I’ve done all these things because of my mental health issues, not in spite of them. 15 years ago I would have had neither the confidence nor the fire to achieve any of these things. Ironically, the first spark of my motivation to help change typical business approach to mental health happened back in 2004, when I approached my then-boss with the news I’d been signed off work with depression.

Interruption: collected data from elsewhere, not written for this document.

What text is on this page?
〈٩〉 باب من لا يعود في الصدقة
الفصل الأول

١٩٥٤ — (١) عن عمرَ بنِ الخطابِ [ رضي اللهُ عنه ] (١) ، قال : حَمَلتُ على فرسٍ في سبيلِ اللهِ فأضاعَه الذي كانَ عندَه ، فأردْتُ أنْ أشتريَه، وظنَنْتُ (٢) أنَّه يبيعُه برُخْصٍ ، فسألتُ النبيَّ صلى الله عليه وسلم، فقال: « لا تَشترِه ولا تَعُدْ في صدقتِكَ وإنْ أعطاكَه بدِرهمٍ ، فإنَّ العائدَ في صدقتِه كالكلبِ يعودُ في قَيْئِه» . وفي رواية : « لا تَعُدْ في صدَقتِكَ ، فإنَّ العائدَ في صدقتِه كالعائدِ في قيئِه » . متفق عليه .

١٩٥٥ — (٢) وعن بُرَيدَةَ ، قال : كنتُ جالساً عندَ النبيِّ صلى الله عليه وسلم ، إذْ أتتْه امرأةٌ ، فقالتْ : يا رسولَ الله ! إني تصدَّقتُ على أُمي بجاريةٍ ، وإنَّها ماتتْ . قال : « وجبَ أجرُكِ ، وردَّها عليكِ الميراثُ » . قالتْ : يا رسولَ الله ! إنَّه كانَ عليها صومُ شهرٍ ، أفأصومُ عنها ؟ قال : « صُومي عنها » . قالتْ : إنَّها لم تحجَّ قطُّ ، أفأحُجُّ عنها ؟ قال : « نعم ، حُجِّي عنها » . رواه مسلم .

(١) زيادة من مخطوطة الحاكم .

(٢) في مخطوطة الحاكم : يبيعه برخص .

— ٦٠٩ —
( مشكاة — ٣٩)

'I don’t really believe in depression', he said. In one glib sentence erasing my lifetime of struggle. Well, much like gravity, you don't need to believe in it for it to be real. I do believe in it, I don’t want anyone else to have to go through that. I want a better understanding of mental health & wellbeing for everyone, in any size firm. I believe passionately that good levels of mental health & wellbeing are needed for everyone to really thrive. And thriving, engaged employees boost productivity. Check out the data (external site).
I’ve been delighted to see the groundswell of focus on mental health over the last couple of years, and am excited about the potential for positive change. We all need to do more, and I'm ready to lead the charge.
About the author:
Lyssa Barber joined UBS in 2013 and is Head of Internal Communications for the Wealth Management Division. In 2015 she founded Headscape, the UBS mental health awareness group, which she also currently chairs. Headscape provides information and resources on mental health and wellbeing for all UBS staff in the UK. Lyssa is also responsible for the delivery of Mental Health Awareness Week and represents UBS on the steering committee of the mental health initiative, This is Me in the City, part of the Lord Mayor’s Charity Appeal. When not at work, Lyssa loves travelling and scuba diving. She volunteers with the Cinnamon Trust and lives in Walthamstow with her husband and lots of cats.